I really like how this guy writes about the fears that one feels during a panic attack. It's kind of light and funny and reminds me that panic attacks are in reality just little, annoying episodes, not life-threatening, psychosis-inducing catastrophes like they feel like. They're like chihauhaus that bark at you like they're the biggest, meanest, vicious dogs in the world, when in reality they're the size of a squirrel and can be drop-kicked across the neighborhood if need be.
In happier news: Toadie is doing great and is not only acting like a "normal" horse, but is acting like a very sweet horse with a propensity to be a babysitter when her mom is not riding as well as she could. And we bought a new tree for our front yard - a Stewardia which is a lot like a Dogwood but hardier for our climate. And my daughter did excellent at her riding lesson today and I was bursting with pride and "cuteness overload" while watching her.
Friday I took a riding lesson on Toad and I was very distracted, tired and extra clumsy for some reason. I was a little hesitant to ride her for a full lesson when I wasn't feeling very on my game, but I put on my security-blanket eventing vest and did anyway because it would make my confidence worse if I didn't ride her in my lesson. As it was she did very well. Ok, she didn't want to go when I asked her and I had to carry a whip with me while riding otherwise she'd just stand there stubbornly, but that's just a typical, young green horse thing to do. But I'm not used to riding with a dressage whip so I was thinking a lot about where I was holding and keeping the hand it was in steady. I was also thinking a lot about trying to keep my new and improved posture (which was a little confusing for me because I felt like my center of gravity was different). Add that to my brain being tired and not very competent and well ... you get the picture.
So, we were going along really well and Toad was doing a nice, steady trot and I was having trouble with my foot slipping in my right stirrup but I was worrying more about the whip in my left hand (our last ride a couple days before I accidentally let the whip swing to the left while we were walking and Toad started to take off at a scooting gallop for a couple steps. I stopped her immediately just as Trainer K. yelled, "Drop your whip right now!" which I didn't have to do luckily because Toad calmed down immediately once I put the whip down on my lap). Anyway, I was about to go up during the post and my right foot slipped out of the stirrup which completely knocked me off balance because I was pushing my body up just as my body started to fall to the right so I literally started tipping off of Toad to the right, but my left knee locked onto her side like a vice grip and for a split second I kind of suspended off to the right, then was able to scoot myself back into the center on her back.
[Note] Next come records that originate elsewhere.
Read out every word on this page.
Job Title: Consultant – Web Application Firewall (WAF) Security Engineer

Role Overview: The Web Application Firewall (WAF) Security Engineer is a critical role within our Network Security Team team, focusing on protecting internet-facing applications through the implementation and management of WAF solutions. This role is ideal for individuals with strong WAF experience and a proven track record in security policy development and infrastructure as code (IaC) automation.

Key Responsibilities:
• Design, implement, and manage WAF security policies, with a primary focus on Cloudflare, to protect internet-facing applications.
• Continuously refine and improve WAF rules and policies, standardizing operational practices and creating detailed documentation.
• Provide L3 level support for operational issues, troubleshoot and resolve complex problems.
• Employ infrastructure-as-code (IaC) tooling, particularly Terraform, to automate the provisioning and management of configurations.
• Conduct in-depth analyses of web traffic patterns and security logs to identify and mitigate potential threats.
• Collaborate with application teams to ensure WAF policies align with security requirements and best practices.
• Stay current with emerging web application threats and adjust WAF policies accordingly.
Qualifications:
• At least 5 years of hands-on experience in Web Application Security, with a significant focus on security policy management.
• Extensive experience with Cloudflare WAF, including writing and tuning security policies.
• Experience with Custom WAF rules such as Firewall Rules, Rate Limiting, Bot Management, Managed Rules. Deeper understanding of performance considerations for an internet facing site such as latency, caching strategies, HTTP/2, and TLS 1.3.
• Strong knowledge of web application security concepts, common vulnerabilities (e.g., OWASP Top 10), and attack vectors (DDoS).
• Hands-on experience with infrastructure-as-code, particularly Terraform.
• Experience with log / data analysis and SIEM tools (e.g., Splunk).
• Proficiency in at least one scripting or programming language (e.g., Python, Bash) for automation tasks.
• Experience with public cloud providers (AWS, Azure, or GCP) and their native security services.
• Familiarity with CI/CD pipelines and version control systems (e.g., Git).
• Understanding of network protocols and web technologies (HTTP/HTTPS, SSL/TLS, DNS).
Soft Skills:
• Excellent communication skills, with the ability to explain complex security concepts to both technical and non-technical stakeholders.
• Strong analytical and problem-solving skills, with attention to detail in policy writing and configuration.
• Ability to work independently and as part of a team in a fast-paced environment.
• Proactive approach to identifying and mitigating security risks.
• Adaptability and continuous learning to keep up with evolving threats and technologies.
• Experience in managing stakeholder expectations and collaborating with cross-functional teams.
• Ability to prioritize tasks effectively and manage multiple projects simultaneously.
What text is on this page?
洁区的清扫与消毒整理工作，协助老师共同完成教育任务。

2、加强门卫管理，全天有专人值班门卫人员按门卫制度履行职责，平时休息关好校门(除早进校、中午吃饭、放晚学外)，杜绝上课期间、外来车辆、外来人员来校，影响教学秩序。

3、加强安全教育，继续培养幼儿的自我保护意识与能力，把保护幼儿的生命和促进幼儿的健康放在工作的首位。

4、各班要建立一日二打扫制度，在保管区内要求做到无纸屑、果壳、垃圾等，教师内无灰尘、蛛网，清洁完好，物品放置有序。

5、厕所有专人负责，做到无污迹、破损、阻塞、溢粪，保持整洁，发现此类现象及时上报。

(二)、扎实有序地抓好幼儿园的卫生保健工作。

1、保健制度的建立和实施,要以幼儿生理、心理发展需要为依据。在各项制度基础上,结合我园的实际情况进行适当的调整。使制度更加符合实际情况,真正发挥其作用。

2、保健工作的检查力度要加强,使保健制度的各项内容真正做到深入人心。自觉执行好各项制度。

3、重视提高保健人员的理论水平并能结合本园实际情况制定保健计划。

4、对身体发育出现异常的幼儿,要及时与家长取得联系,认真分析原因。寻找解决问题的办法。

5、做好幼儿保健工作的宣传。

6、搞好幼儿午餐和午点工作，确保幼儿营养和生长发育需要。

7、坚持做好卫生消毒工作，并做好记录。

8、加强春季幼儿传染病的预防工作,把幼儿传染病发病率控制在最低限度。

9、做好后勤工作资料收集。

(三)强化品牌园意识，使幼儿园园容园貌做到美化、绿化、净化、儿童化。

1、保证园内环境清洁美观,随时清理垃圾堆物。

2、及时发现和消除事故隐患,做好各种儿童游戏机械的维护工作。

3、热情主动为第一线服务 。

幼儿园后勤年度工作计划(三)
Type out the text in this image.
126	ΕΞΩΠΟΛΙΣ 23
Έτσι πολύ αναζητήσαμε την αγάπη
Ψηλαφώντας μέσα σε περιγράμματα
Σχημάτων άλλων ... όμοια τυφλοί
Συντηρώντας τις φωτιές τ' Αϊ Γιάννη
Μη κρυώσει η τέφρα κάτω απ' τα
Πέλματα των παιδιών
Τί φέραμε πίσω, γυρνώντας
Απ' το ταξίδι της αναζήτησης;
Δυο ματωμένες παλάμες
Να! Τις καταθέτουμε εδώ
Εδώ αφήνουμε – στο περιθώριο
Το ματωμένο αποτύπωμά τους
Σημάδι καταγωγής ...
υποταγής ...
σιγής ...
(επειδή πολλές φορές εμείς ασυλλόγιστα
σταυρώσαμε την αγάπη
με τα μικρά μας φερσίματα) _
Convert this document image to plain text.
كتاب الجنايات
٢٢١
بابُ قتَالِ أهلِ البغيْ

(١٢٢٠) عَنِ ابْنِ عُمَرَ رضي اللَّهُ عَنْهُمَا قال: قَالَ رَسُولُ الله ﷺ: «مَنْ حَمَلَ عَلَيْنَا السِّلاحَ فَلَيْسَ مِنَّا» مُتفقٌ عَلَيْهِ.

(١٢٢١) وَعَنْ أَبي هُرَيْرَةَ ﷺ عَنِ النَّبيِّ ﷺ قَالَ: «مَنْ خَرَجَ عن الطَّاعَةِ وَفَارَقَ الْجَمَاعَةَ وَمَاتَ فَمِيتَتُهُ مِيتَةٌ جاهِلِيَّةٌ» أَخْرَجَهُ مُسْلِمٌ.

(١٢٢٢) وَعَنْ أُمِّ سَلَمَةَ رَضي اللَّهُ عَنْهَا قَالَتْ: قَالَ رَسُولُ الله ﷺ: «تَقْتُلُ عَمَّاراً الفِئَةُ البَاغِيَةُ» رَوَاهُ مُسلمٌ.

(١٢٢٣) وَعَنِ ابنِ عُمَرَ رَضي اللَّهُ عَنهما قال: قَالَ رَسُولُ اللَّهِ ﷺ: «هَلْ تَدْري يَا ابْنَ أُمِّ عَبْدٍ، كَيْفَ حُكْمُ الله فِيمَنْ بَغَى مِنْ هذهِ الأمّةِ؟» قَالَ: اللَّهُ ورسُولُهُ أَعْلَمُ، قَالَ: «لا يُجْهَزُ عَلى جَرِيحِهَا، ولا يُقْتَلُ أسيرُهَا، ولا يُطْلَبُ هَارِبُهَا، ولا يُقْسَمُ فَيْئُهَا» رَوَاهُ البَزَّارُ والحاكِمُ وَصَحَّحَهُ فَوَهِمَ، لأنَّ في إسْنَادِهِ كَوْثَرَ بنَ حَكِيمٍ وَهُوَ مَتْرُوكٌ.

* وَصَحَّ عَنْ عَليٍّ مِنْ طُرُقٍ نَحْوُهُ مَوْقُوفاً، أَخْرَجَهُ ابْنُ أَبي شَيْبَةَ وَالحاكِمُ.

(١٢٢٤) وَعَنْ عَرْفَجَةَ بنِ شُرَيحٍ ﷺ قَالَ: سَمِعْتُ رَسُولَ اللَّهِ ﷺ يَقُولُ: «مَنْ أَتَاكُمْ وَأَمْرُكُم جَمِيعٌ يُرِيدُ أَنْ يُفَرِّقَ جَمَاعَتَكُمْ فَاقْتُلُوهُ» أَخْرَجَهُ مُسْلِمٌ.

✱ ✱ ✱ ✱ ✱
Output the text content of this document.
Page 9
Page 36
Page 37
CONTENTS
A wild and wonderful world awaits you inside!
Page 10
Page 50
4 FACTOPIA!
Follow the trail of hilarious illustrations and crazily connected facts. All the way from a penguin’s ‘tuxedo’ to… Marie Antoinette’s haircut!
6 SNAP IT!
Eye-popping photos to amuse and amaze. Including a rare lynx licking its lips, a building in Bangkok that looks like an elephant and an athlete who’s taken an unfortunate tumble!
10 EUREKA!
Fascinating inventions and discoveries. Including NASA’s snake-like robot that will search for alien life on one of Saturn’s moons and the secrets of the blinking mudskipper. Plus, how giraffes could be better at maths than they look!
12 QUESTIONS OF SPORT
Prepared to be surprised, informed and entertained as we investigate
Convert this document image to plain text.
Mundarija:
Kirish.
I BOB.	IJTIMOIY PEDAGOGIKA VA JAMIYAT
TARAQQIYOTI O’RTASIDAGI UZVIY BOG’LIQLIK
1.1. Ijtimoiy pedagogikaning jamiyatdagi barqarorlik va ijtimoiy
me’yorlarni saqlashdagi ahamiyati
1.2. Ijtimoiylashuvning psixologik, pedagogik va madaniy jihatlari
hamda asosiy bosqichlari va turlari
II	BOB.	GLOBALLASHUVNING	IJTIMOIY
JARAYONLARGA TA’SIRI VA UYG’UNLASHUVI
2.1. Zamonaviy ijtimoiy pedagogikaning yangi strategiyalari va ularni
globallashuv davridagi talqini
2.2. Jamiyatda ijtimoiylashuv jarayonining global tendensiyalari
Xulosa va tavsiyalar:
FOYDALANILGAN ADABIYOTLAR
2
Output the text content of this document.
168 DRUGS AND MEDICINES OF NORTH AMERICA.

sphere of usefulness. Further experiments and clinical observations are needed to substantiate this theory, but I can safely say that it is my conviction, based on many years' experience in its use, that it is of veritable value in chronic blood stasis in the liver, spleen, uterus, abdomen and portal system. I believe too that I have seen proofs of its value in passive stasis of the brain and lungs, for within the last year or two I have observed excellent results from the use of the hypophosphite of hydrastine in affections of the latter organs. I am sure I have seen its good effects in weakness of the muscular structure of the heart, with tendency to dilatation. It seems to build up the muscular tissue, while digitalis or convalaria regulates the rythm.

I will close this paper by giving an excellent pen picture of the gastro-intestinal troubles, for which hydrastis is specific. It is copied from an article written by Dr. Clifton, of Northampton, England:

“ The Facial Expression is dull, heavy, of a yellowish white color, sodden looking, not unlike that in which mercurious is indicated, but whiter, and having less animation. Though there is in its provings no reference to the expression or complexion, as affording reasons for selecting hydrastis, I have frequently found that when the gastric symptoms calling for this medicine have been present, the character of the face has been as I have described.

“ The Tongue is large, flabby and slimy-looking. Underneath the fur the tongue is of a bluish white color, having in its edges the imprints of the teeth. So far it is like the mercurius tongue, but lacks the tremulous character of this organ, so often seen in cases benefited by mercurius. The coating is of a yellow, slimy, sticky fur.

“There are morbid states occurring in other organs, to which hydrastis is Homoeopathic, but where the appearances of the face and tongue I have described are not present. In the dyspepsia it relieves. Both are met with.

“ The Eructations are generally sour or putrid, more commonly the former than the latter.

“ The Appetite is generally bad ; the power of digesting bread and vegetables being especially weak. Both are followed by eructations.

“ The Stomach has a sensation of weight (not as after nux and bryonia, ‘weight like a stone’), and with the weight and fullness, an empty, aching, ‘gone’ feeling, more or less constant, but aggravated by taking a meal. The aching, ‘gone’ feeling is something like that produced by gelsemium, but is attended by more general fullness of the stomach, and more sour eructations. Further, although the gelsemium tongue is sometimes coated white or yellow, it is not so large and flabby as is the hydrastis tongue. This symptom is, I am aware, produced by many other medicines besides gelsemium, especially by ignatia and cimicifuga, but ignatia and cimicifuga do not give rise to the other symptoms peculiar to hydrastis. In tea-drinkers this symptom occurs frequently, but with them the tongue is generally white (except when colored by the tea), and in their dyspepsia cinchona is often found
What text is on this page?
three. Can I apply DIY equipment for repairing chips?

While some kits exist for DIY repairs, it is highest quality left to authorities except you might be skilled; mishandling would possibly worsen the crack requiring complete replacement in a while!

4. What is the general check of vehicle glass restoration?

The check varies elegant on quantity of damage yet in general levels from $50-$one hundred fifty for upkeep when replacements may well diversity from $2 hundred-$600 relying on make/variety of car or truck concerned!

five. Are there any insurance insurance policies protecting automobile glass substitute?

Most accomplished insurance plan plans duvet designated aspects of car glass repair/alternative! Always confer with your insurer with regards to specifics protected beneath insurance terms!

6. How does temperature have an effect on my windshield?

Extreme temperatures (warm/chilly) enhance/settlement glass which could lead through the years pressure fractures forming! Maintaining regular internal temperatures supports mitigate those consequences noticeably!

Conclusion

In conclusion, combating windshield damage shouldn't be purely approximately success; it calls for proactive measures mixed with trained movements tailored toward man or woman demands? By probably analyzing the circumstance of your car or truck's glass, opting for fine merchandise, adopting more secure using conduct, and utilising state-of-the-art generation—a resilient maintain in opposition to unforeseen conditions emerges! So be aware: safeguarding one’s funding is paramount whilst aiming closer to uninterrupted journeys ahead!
Meanwhile I asked her to stop and she did. She very politely stopped and stood still until I got myself back together. In the midst of this Trainer K. yelled, "Wait - what are you doing?" to which I muttered - but I don't think she heard me - "Falling off!" Then I yelled back, "I lost my stirrup," and something about losing everything else like my balance. Then I started laughing at myself because it was such a dorky, clumsy thing to do. I was just so impressed that through my lurching around up on her back, Toad just politely stopped and stood there until I composed myself. She definitely took care of me there, whereas I think there are plenty of young, green horses who would've freaked about having someone flailing around on their back like that.
Meanwhile, I am watching Glee with my daughter and found out that one of her favorite songs (that I actually like) is a Lady Gaga song. I honestly never thought I would like a Lady Gaga song. I guess there is hope that I will be able to relate to my soon-to-be tween daughter as she gets older.